Facebook is investing heavily in shaping US AI policy, with 30 well-connected lobbyists working across 7 firms, according to an analysis of the company’s AI-related lobbying disclosures for Q1 2024. The lobbyists include President Trump’s former deputy chief of staff and people with close ties to the lawmakers leading congressional AI efforts.

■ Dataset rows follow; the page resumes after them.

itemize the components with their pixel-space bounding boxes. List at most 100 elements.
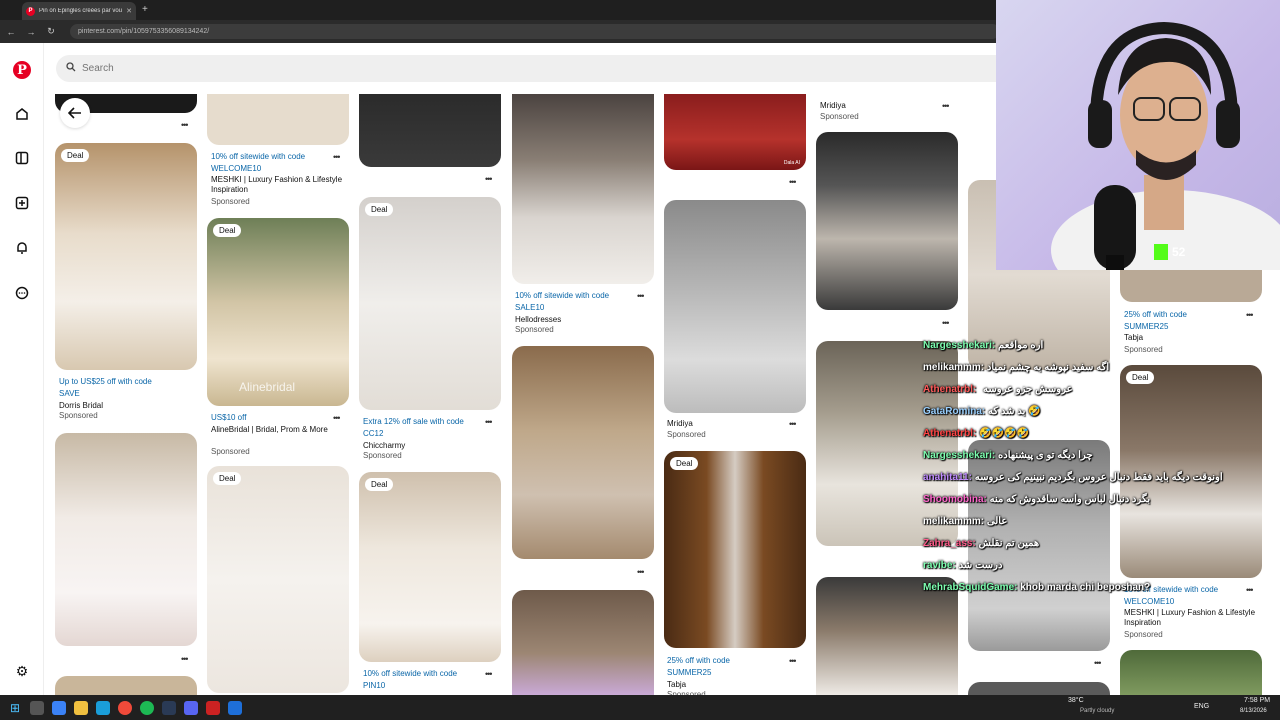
- pin-image[interactable]: [968, 682, 1110, 695]
- home-icon[interactable]: [14, 106, 30, 122]
- deal-badge: Deal: [213, 472, 242, 485]
- pin-promo[interactable]: US$10 off: [211, 413, 246, 422]
- more-options-icon[interactable]: •••: [789, 419, 797, 429]
- steam-icon[interactable]: [162, 700, 177, 715]
- pin-advertiser[interactable]: Mridiya: [820, 101, 960, 111]
- language-indicator[interactable]: ENG: [1194, 703, 1209, 710]
- pin-image[interactable]: [1120, 650, 1262, 695]
- chat-username: MehrabSquidGame:: [923, 582, 1018, 593]
- clock-time[interactable]: 7:58 PM: [1244, 697, 1270, 704]
- more-options-icon[interactable]: •••: [485, 174, 493, 184]
- back-button[interactable]: [60, 98, 90, 128]
- pin-image[interactable]: [207, 94, 349, 145]
- pin-image[interactable]: [1120, 268, 1262, 302]
- close-tab-icon[interactable]: ✕: [126, 7, 132, 15]
- tab-title: Pin on Épingles créées par vous: [39, 8, 123, 14]
- search-icon: [66, 62, 76, 75]
- url-field[interactable]: pinterest.com/pin/1059753356089134242/: [70, 24, 1000, 39]
- pin-promo[interactable]: 25% off with code: [667, 656, 730, 665]
- pin-image[interactable]: Deal Alinebridal: [207, 218, 349, 406]
- pin-image[interactable]: Dala AI: [664, 94, 806, 170]
- explore-icon[interactable]: [14, 150, 30, 166]
- more-options-icon[interactable]: •••: [1246, 585, 1254, 595]
- notifications-bell-icon[interactable]: [14, 240, 30, 256]
- pin-image[interactable]: [512, 590, 654, 695]
- pin-image[interactable]: [55, 676, 197, 695]
- pin-image[interactable]: [816, 577, 958, 695]
- pin-promo[interactable]: 10% off sitewide with code: [363, 669, 457, 678]
- search-input[interactable]: [82, 63, 382, 74]
- sponsored-label: Sponsored: [667, 430, 706, 439]
- more-options-icon[interactable]: •••: [333, 152, 341, 162]
- more-options-icon[interactable]: •••: [485, 417, 493, 427]
- pin-advertiser[interactable]: Hellodresses: [515, 315, 655, 325]
- pin-image[interactable]: Deal: [359, 197, 501, 410]
- pin-image[interactable]: Deal: [55, 143, 197, 370]
- pin-promo[interactable]: Up to US$25 off with code: [59, 377, 152, 386]
- weather-temp[interactable]: 38°C: [1068, 697, 1084, 704]
- pin-image[interactable]: [664, 200, 806, 413]
- pin-image[interactable]: [816, 132, 958, 310]
- pin-promo-code: CC12: [363, 429, 384, 438]
- pin-promo[interactable]: Extra 12% off sale with code: [363, 417, 464, 426]
- pin-promo[interactable]: 10% off sitewide with code: [515, 291, 609, 300]
- more-options-icon[interactable]: •••: [789, 177, 797, 187]
- more-options-icon[interactable]: •••: [637, 291, 645, 301]
- pin-promo[interactable]: 10% off sitewide with code: [211, 152, 305, 161]
- pin-promo[interactable]: 25% off with code: [1124, 310, 1187, 319]
- pin-advertiser[interactable]: MESHKI | Luxury Fashion & Lifestyle Insp…: [211, 175, 351, 195]
- app-taskbar-icon[interactable]: [228, 700, 243, 715]
- spotify-icon[interactable]: [140, 700, 155, 715]
- pin-image[interactable]: Deal: [207, 466, 349, 693]
- forward-nav-icon[interactable]: →: [26, 27, 36, 37]
- pin-advertiser[interactable]: AlineBridal | Bridal, Prom & More: [211, 425, 351, 435]
- more-options-icon[interactable]: •••: [789, 656, 797, 666]
- file-explorer-icon[interactable]: [74, 700, 89, 715]
- app-taskbar-icon[interactable]: [52, 700, 67, 715]
- search-bar[interactable]: [56, 55, 1016, 82]
- chat-message: melikammm: اگه سفید نپوشه به چشم نمیاد: [923, 362, 1109, 373]
- more-options-icon[interactable]: •••: [942, 101, 950, 111]
- pin-image[interactable]: [512, 346, 654, 559]
- pin-image[interactable]: [55, 433, 197, 646]
- kick-logo-icon: [1154, 244, 1168, 260]
- more-options-icon[interactable]: •••: [942, 318, 950, 328]
- back-nav-icon[interactable]: ←: [6, 27, 16, 37]
- pin-image[interactable]: Deal: [664, 451, 806, 648]
- more-options-icon[interactable]: •••: [333, 413, 341, 423]
- search-taskbar-icon[interactable]: [30, 700, 45, 715]
- edge-browser-icon[interactable]: [96, 700, 111, 715]
- pin-advertiser[interactable]: Mridiya: [667, 419, 807, 429]
- reload-icon[interactable]: ↻: [46, 26, 56, 37]
- pin-advertiser[interactable]: Dorris Bridal: [59, 401, 199, 411]
- more-options-icon[interactable]: •••: [1094, 658, 1102, 668]
- chat-message: ravibe: درست شد: [923, 560, 1002, 571]
- windows-start-icon[interactable]: ⊞: [10, 701, 20, 715]
- pinterest-logo-icon[interactable]: P: [13, 61, 31, 79]
- pin-image[interactable]: [359, 94, 501, 167]
- webcam-overlay: 52: [996, 0, 1280, 310]
- deal-badge: Deal: [365, 203, 394, 216]
- clock-date: 8/13/2026: [1240, 708, 1267, 714]
- more-options-icon[interactable]: •••: [181, 120, 189, 130]
- settings-gear-icon[interactable]: ⚙: [14, 663, 30, 679]
- discord-icon[interactable]: [184, 700, 199, 715]
- app-taskbar-icon[interactable]: [206, 700, 221, 715]
- pin-advertiser[interactable]: Chiccharmy: [363, 441, 503, 451]
- pin-image[interactable]: [512, 94, 654, 284]
- new-tab-icon[interactable]: +: [142, 4, 148, 15]
- create-icon[interactable]: [14, 195, 30, 211]
- messages-icon[interactable]: [14, 285, 30, 301]
- more-options-icon[interactable]: •••: [485, 669, 493, 679]
- pin-advertiser[interactable]: MESHKI | Luxury Fashion & Lifestyle Insp…: [1124, 608, 1264, 628]
- more-options-icon[interactable]: •••: [1246, 310, 1254, 320]
- pin-advertiser[interactable]: Tabja: [667, 680, 807, 690]
- more-options-icon[interactable]: •••: [637, 567, 645, 577]
- pin-advertiser[interactable]: Tabja: [1124, 333, 1264, 343]
- more-options-icon[interactable]: •••: [181, 654, 189, 664]
- chat-text: اره مواقعم: [998, 340, 1044, 351]
- browser-tab[interactable]: P Pin on Épingles créées par vous ✕: [22, 2, 136, 20]
- chat-text: چرا دیگه تو ی پیشنهاده: [998, 450, 1093, 461]
- pin-image[interactable]: Deal: [359, 472, 501, 662]
- chrome-browser-icon[interactable]: [118, 700, 133, 715]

In total, Facebook spent $7,640,000 on lobbying in the first quarter of 2024, according to OpenSecrets and my own analysis of lobbying disclosures. Of that, $315,000 went to firms lobbying on AI on its behalf, and a substantial fraction of its $6,693,750 internal lobbying spending was likely focused on AI, too.

With plans to regulate AI continuing to progress in Congress and the White House, Facebook’s 30-strong army is likely pushing the company’s views—which push against many AI regulation efforts—to lawmakers.

Facebook’s substantial lobbying force is split between its 15 in-house lobbyists, and 15 external lobbyists working across 7 different firms (Avoq, Blue Mountain Strategies, Elevate Government Affairs, Jeffries Strategies, Mindset Advocacy, and Stewart Strategies and Solutions). Facebook spent a cumulative $315,000 with these agencies in Q1, led by an $80,000 contract with Avoq.

…Along with “continued conversations on artificial intelligence”, Facebook is specifically lobbying on bills relating to AI labeling, deceptive AI and Section 230 immunity for AI.

Notable lobbyists include Rick Dearborn, formerly the deputy chief of staff to President Trump and executive director of the 2017 Trump transition team and now a partner at Mindset. Others include Luke Albee, former chief of staff to Sen. Mark Warner; Courtney Temple, former legislative director for Sen. Thom Tillis; Daniel Kidera and Sonia Gill, both former aides to Sen. Chuck Schumer; and Chris Randle, former legislative director to Rep. Hakeem Jeffries.

…Facebook’s efforts substantially outgun most other attempts at AI lobbying and advocacy. OpenAI, which has 11 registered lobbyists, spent $340,000 in Q1; Anthropic spent $100,000 across 5 lobbyists. Alphabet, which owns Google DeepMind and spent a total of $3,650,000 on lobbying in Q1, had 23 registered AI lobbyists—though 8 of those worked purely on issues related to its self-driving car division, Waymo. Seemingly the only company with a bigger AI lobbying force is Microsoft, which has 68 lobbyists registered to work on AI. It spent $2,557,764 in Q1, of which $635,000 went to outside agencies working on AI.

Advocacy efforts pale in comparison. AI safety advocacy groups the Center for AI Safety and Center for AI Policy spent $110,000 and $77,501 respectively in Q1; combined, they have 10 registered lobbyists. The Mozilla Foundation, another non-profit advocating on AI, spent $30,000; the Electronic Frontier Foundation spent $10,000.